Market News
Sh14bn plan to double fish production
Tuesday, September 24, 2019 22:00
By GERALD ANDAE
A Sh14 billion fish-rearing programme aimed at doubling fish production has been launched as Kenya moves to cut reliance on imports and meet per capita consumption per person that is projected to grow from 4.5 kilos to 10 kilos.
The project, which has been launched in six counties with high aquaculture potential, is supported by the International Fund for Agricultural Development (IFAD) through a Sh6.7 billion loan. The government is contributing Sh3.4 billion, while farmers will make up the rest in kind through land, water, labour and other non-financial inputs.
It is aimed at commercialising fish farming at the farm level and help small scale holders to improve their earnings.
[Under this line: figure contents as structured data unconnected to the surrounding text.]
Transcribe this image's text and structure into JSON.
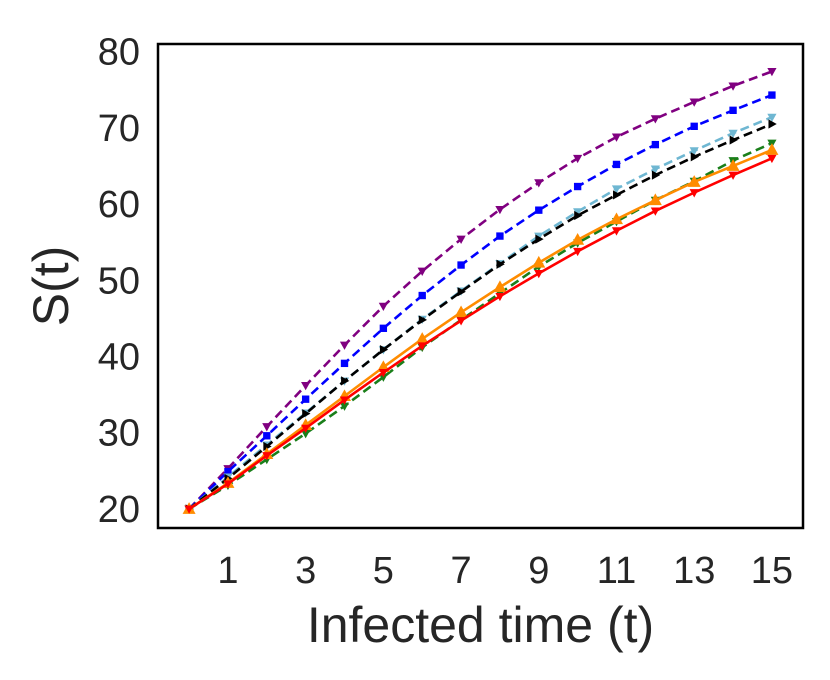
{
  "chart_data": {
    "type": "line",
    "title": "",
    "xlabel": "Infected time (t)",
    "ylabel": "S(t)",
    "xlim": [
      -0.8,
      15.8
    ],
    "ylim": [
      17.5,
      81
    ],
    "x_ticks": [
      1,
      3,
      5,
      7,
      9,
      11,
      13,
      15
    ],
    "x_tick_labels": [
      "1",
      "3",
      "5",
      "7",
      "9",
      "11",
      "13",
      "15"
    ],
    "y_ticks": [
      20,
      30,
      40,
      50,
      60,
      70,
      80
    ],
    "y_tick_labels": [
      "20",
      "30",
      "40",
      "50",
      "60",
      "70",
      "80"
    ],
    "grid": false,
    "legend": "none",
    "x": [
      0,
      1,
      2,
      3,
      4,
      5,
      6,
      7,
      8,
      9,
      10,
      11,
      12,
      13,
      14,
      15
    ],
    "series": [
      {
        "name": "series-purple",
        "color": "#800080",
        "dash": "dashed",
        "marker": "triangle-down",
        "values": [
          20,
          25.3,
          30.8,
          36.2,
          41.5,
          46.6,
          51.2,
          55.4,
          59.3,
          62.8,
          66.0,
          68.8,
          71.2,
          73.4,
          75.5,
          77.4
        ]
      },
      {
        "name": "series-blue",
        "color": "#0000ff",
        "dash": "dashed",
        "marker": "square",
        "values": [
          20,
          24.9,
          29.6,
          34.4,
          39.1,
          43.7,
          48.0,
          52.0,
          55.8,
          59.2,
          62.3,
          65.2,
          67.8,
          70.2,
          72.3,
          74.3
        ]
      },
      {
        "name": "series-lightblue",
        "color": "#6fb7d2",
        "dash": "dashed",
        "marker": "triangle-down",
        "values": [
          20,
          24.2,
          28.4,
          32.6,
          36.8,
          40.9,
          44.9,
          48.6,
          52.2,
          55.8,
          59.0,
          62.0,
          64.6,
          67.0,
          69.3,
          71.4
        ]
      },
      {
        "name": "series-black",
        "color": "#000000",
        "dash": "dashed",
        "marker": "triangle-right",
        "values": [
          20,
          24.0,
          28.2,
          32.5,
          36.8,
          40.9,
          44.8,
          48.5,
          52.1,
          55.4,
          58.5,
          61.2,
          63.8,
          66.2,
          68.4,
          70.5
        ]
      },
      {
        "name": "series-green",
        "color": "#1a7f1a",
        "dash": "dashed",
        "marker": "triangle-down",
        "values": [
          20,
          23.1,
          26.5,
          29.9,
          33.5,
          37.3,
          41.2,
          44.8,
          48.3,
          51.8,
          54.9,
          57.7,
          60.5,
          63.0,
          65.7,
          68.0
        ]
      },
      {
        "name": "series-orange",
        "color": "#ff8c00",
        "dash": "solid",
        "marker": "triangle-up",
        "values": [
          20,
          23.4,
          27.2,
          31.0,
          34.8,
          38.6,
          42.3,
          45.8,
          49.1,
          52.3,
          55.3,
          58.0,
          60.5,
          62.9,
          65.0,
          67.1
        ]
      },
      {
        "name": "series-red",
        "color": "#ff0000",
        "dash": "solid",
        "marker": "triangle-down",
        "values": [
          20,
          23.3,
          27.0,
          30.6,
          34.3,
          37.9,
          41.4,
          44.7,
          47.9,
          50.9,
          53.8,
          56.5,
          59.1,
          61.5,
          63.8,
          66.0
        ]
      }
    ]
  }
}
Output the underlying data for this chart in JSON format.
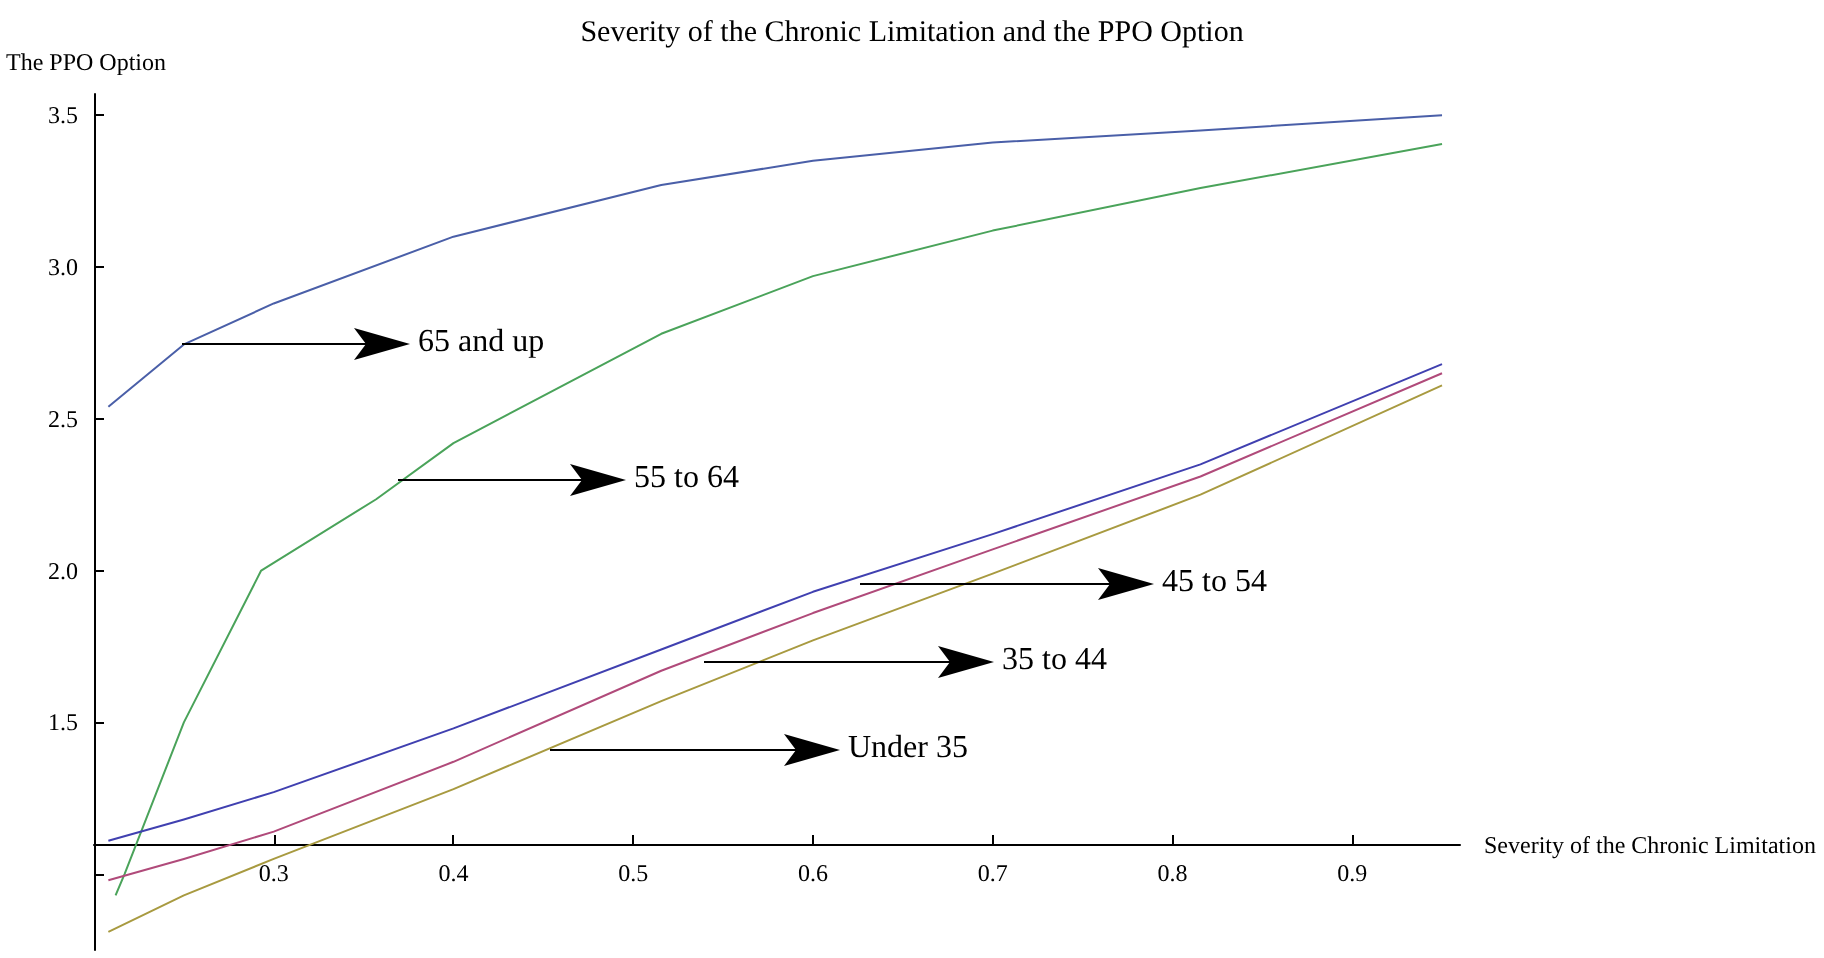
{
  "chart_data": {
    "type": "line",
    "title": "Severity of the Chronic Limitation and the PPO Option",
    "xlabel": "Severity of the Chronic Limitation",
    "ylabel": "The PPO Option",
    "x": [
      0.208,
      0.25,
      0.3,
      0.4,
      0.5156,
      0.6,
      0.7,
      0.8156,
      0.95
    ],
    "series": [
      {
        "color": "#4a5fa8",
        "values": [
          2.54,
          2.745,
          2.88,
          3.1,
          3.27,
          3.35,
          3.41,
          3.45,
          3.5
        ]
      },
      {
        "color": "#4aa35a",
        "x": [
          0.212,
          0.217,
          0.25,
          0.293,
          0.357,
          0.4,
          0.5156,
          0.6,
          0.7,
          0.8156,
          0.95
        ],
        "values": [
          0.93,
          1.0,
          1.5,
          2.0,
          2.235,
          2.42,
          2.78,
          2.97,
          3.12,
          3.26,
          3.405
        ]
      },
      {
        "color": "#4040b0",
        "values": [
          1.11,
          1.18,
          1.27,
          1.48,
          1.74,
          1.93,
          2.12,
          2.35,
          2.68
        ]
      },
      {
        "color": "#b04a7a",
        "values": [
          0.98,
          1.05,
          1.14,
          1.37,
          1.67,
          1.86,
          2.07,
          2.31,
          2.65
        ]
      },
      {
        "color": "#a89a40",
        "values": [
          0.81,
          0.93,
          1.05,
          1.28,
          1.57,
          1.77,
          1.99,
          2.25,
          2.61
        ]
      }
    ],
    "annotations": [
      "65 and up",
      "55 to 64",
      "45 to 54",
      "35 to 44",
      "Under 35"
    ],
    "xlim": [
      0.2,
      0.96
    ],
    "xticks": [
      0.3,
      0.4,
      0.5,
      0.6,
      0.7,
      0.8,
      0.9
    ],
    "ylim": [
      0.75,
      3.57
    ],
    "yticks": [
      {
        "value": 1,
        "label": null
      },
      1.5,
      {
        "value": 2,
        "label": "2.0"
      },
      2.5,
      {
        "value": 3,
        "label": "3.0"
      },
      3.5
    ],
    "grid": false,
    "marker": "none"
  }
}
Speaking during the launch last week, Fisheries Principal Secretary Micheni Ntiba said the programme will cut fish deficit and reduce imports that mainly come from China.
Under the scheme, farmers working in groups are supplied with inputs on credit terms.
“We have adopted a contractual model of farming where the cost involved in supplying of farming inputs that include fingerlings and feed to farmers will be deducted at the factory when they sell their fish,” said director of fisheries Sammy Macharia.
This programme is aimed at increasing aquaculture fish production from the current 100 kilogrammes per farmer per year, to 1.2 tonnes. Kenya has a market gap of 250,000 tonnes annually against production of 140,000 tonne a year.
The value of fish imported from China increased by 11.8 percent to a historic high of Sh1.7 billion last year.
Data compiled by the State Department of Fisheries indicates that Kenya shipped in 22,362 tonnes of fish mainly from China, up from 19,127 tonnes worth Sh1.5 billion that was imported in 2017.
County governments, which were represented during the signing of memorandum of understanding, said they will support the programme and urged the government to move with speed to implement it.
They also urged the government to ensure that the project is sustainable at the end of eight years when the funding programme is expected to come to an end, so that it does not suffer the same fate as the now defunct economic stimulus programme that was started in President Mwai Kibaki’s second term in office.